On Wed, Feb 16, 2011 at 9:27 AM, Kristian Jörg krjg@devo.se wrote:
Hi all.
I've been digging around in ES lately to try it to do what I want. Part of
that is to normalize so that diacritics and other accents etc are removed.
And there are a number of ways to do this in ES. We have the ICU_folding
filter for instance. But it folds ALL diacritics without regard of language.
Likewise with the ASCIIFoldingFilter.
Btw, the UTR#30 spec that ICU_folding is based on has NOT been approved as a
standard by ICU. It may be useful still though...I want to retain the swedish characters åäöÅÄÖ, but fold all other variants.
in swedish åäö is not variants of the letters aao, they are primary letters
that has as much meaning as abc. For instance
kalla and källa are two distictly different words.

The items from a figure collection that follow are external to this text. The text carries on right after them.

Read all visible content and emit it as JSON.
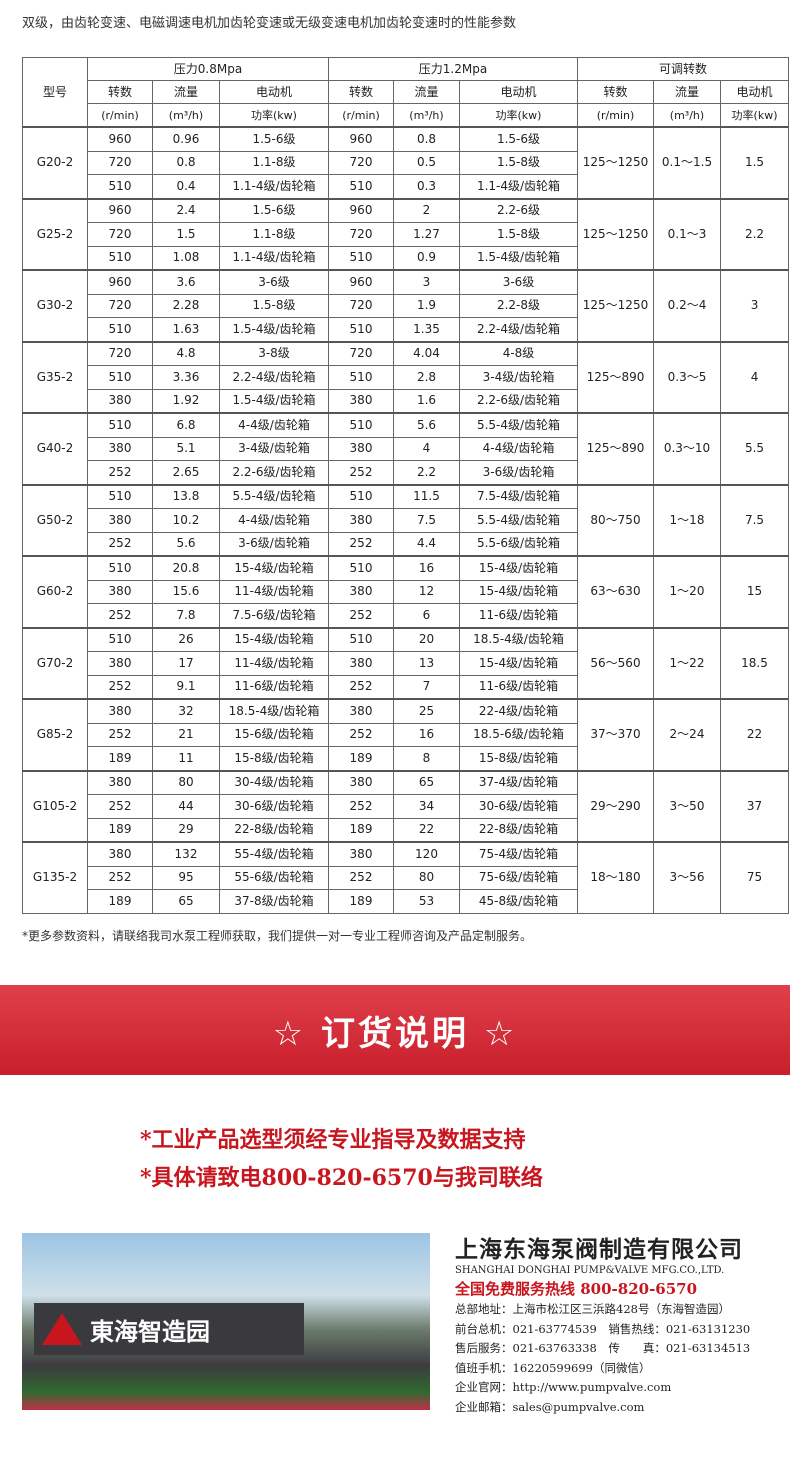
{
  "title": "双级，由齿轮变速、电磁调速电机加齿轮变速或无级变速电机加齿轮变速时的性能参数",
  "table": {
    "h_model": "型号",
    "h_p1": "压力0.8Mpa",
    "h_p2": "压力1.2Mpa",
    "h_adj": "可调转数",
    "sub": [
      "转数",
      "流量",
      "电动机",
      "转数",
      "流量",
      "电动机",
      "转数",
      "流量",
      "电动机"
    ],
    "units": [
      "(r/min)",
      "(m³/h)",
      "功率(kw)",
      "(r/min)",
      "(m³/h)",
      "功率(kw)",
      "(r/min)",
      "(m³/h)",
      "功率(kw)"
    ],
    "groups": [
      {
        "model": "G20-2",
        "rows": [
          [
            "960",
            "0.96",
            "1.5-6级",
            "960",
            "0.8",
            "1.5-6级"
          ],
          [
            "720",
            "0.8",
            "1.1-8级",
            "720",
            "0.5",
            "1.5-8级"
          ],
          [
            "510",
            "0.4",
            "1.1-4级/齿轮箱",
            "510",
            "0.3",
            "1.1-4级/齿轮箱"
          ]
        ],
        "adj_speed": "125～1250",
        "adj_flow": "0.1～1.5",
        "adj_power": "1.5"
      },
      {
        "model": "G25-2",
        "rows": [
          [
            "960",
            "2.4",
            "1.5-6级",
            "960",
            "2",
            "2.2-6级"
          ],
          [
            "720",
            "1.5",
            "1.1-8级",
            "720",
            "1.27",
            "1.5-8级"
          ],
          [
            "510",
            "1.08",
            "1.1-4级/齿轮箱",
            "510",
            "0.9",
            "1.5-4级/齿轮箱"
          ]
        ],
        "adj_speed": "125～1250",
        "adj_flow": "0.1～3",
        "adj_power": "2.2"
      },
      {
        "model": "G30-2",
        "rows": [
          [
            "960",
            "3.6",
            "3-6级",
            "960",
            "3",
            "3-6级"
          ],
          [
            "720",
            "2.28",
            "1.5-8级",
            "720",
            "1.9",
            "2.2-8级"
          ],
          [
            "510",
            "1.63",
            "1.5-4级/齿轮箱",
            "510",
            "1.35",
            "2.2-4级/齿轮箱"
          ]
        ],
        "adj_speed": "125～1250",
        "adj_flow": "0.2～4",
        "adj_power": "3"
      },
      {
        "model": "G35-2",
        "rows": [
          [
            "720",
            "4.8",
            "3-8级",
            "720",
            "4.04",
            "4-8级"
          ],
          [
            "510",
            "3.36",
            "2.2-4级/齿轮箱",
            "510",
            "2.8",
            "3-4级/齿轮箱"
          ],
          [
            "380",
            "1.92",
            "1.5-4级/齿轮箱",
            "380",
            "1.6",
            "2.2-6级/齿轮箱"
          ]
        ],
        "adj_speed": "125～890",
        "adj_flow": "0.3～5",
        "adj_power": "4"
      },
      {
        "model": "G40-2",
        "rows": [
          [
            "510",
            "6.8",
            "4-4级/齿轮箱",
            "510",
            "5.6",
            "5.5-4级/齿轮箱"
          ],
          [
            "380",
            "5.1",
            "3-4级/齿轮箱",
            "380",
            "4",
            "4-4级/齿轮箱"
          ],
          [
            "252",
            "2.65",
            "2.2-6级/齿轮箱",
            "252",
            "2.2",
            "3-6级/齿轮箱"
          ]
        ],
        "adj_speed": "125～890",
        "adj_flow": "0.3～10",
        "adj_power": "5.5"
      },
      {
        "model": "G50-2",
        "rows": [
          [
            "510",
            "13.8",
            "5.5-4级/齿轮箱",
            "510",
            "11.5",
            "7.5-4级/齿轮箱"
          ],
          [
            "380",
            "10.2",
            "4-4级/齿轮箱",
            "380",
            "7.5",
            "5.5-4级/齿轮箱"
          ],
          [
            "252",
            "5.6",
            "3-6级/齿轮箱",
            "252",
            "4.4",
            "5.5-6级/齿轮箱"
          ]
        ],
        "adj_speed": "80～750",
        "adj_flow": "1～18",
        "adj_power": "7.5"
      },
      {
        "model": "G60-2",
        "rows": [
          [
            "510",
            "20.8",
            "15-4级/齿轮箱",
            "510",
            "16",
            "15-4级/齿轮箱"
          ],
          [
            "380",
            "15.6",
            "11-4级/齿轮箱",
            "380",
            "12",
            "15-4级/齿轮箱"
          ],
          [
            "252",
            "7.8",
            "7.5-6级/齿轮箱",
            "252",
            "6",
            "11-6级/齿轮箱"
          ]
        ],
        "adj_speed": "63～630",
        "adj_flow": "1～20",
        "adj_power": "15"
      },
      {
        "model": "G70-2",
        "rows": [
          [
            "510",
            "26",
            "15-4级/齿轮箱",
            "510",
            "20",
            "18.5-4级/齿轮箱"
          ],
          [
            "380",
            "17",
            "11-4级/齿轮箱",
            "380",
            "13",
            "15-4级/齿轮箱"
          ],
          [
            "252",
            "9.1",
            "11-6级/齿轮箱",
            "252",
            "7",
            "11-6级/齿轮箱"
          ]
        ],
        "adj_speed": "56～560",
        "adj_flow": "1～22",
        "adj_power": "18.5"
      },
      {
        "model": "G85-2",
        "rows": [
          [
            "380",
            "32",
            "18.5-4级/齿轮箱",
            "380",
            "25",
            "22-4级/齿轮箱"
          ],
          [
            "252",
            "21",
            "15-6级/齿轮箱",
            "252",
            "16",
            "18.5-6级/齿轮箱"
          ],
          [
            "189",
            "11",
            "15-8级/齿轮箱",
            "189",
            "8",
            "15-8级/齿轮箱"
          ]
        ],
        "adj_speed": "37～370",
        "adj_flow": "2～24",
        "adj_power": "22"
      },
      {
        "model": "G105-2",
        "rows": [
          [
            "380",
            "80",
            "30-4级/齿轮箱",
            "380",
            "65",
            "37-4级/齿轮箱"
          ],
          [
            "252",
            "44",
            "30-6级/齿轮箱",
            "252",
            "34",
            "30-6级/齿轮箱"
          ],
          [
            "189",
            "29",
            "22-8级/齿轮箱",
            "189",
            "22",
            "22-8级/齿轮箱"
          ]
        ],
        "adj_speed": "29～290",
        "adj_flow": "3～50",
        "adj_power": "37"
      },
      {
        "model": "G135-2",
        "rows": [
          [
            "380",
            "132",
            "55-4级/齿轮箱",
            "380",
            "120",
            "75-4级/齿轮箱"
          ],
          [
            "252",
            "95",
            "55-6级/齿轮箱",
            "252",
            "80",
            "75-6级/齿轮箱"
          ],
          [
            "189",
            "65",
            "37-8级/齿轮箱",
            "189",
            "53",
            "45-8级/齿轮箱"
          ]
        ],
        "adj_speed": "18～180",
        "adj_flow": "3～56",
        "adj_power": "75"
      }
    ]
  },
  "note": "*更多参数资料，请联络我司水泵工程师获取，我们提供一对一专业工程师咨询及产品定制服务。",
  "banner": "☆ 订货说明 ☆",
  "order_lines": [
    "*工业产品选型须经专业指导及数据支持",
    "*具体请致电800-820-6570与我司联络"
  ],
  "photo_sign": "東海智造园",
  "company": {
    "name_cn": "上海东海泵阀制造有限公司",
    "name_en": "SHANGHAI DONGHAI PUMP&VALVE MFG.CO.,LTD.",
    "hotline": "全国免费服务热线 800-820-6570",
    "lines": [
      "总部地址：上海市松江区三浜路428号（东海智造园）",
      "前台总机：021-63774539　销售热线：021-63131230",
      "售后服务：021-63763338　传　　真：021-63134513",
      "值班手机：16220599699（同微信）",
      "企业官网：http://www.pumpvalve.com",
      "企业邮箱：sales@pumpvalve.com"
    ]
  },
  "colors": {
    "accent": "#c8161e"
  }
}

The same goes for the
letter æ and ø in norwegian and danish.
Right, the purpose of this is language-independent folding. its not
any unicode standard, just based off a nice set of work (withdrawn
standard) for what is just a heuristic.
If you want it to not fold certain things, you should use the expert
ctor with a FilteredNormalizer2.
example:
/* the normalizer2s here are immutable and can be static/thread-safe */
Normalizer2 base = Normalizer2.getInstance(
ICUFoldingFilter.class.getResourceAsStream("utr30.nrm"),
"utr30", Normalizer2.Mode.COMPOSE);
UnicodeSet filter = new UnicodeSet("[^åäöÅÄÖ]");
filter.freeze()
Normalizer2 filtered = new FilteredNormalizer2(base, filter);
TokenStream stream = new ICUNormalizer2Filter(stream, filtered);
...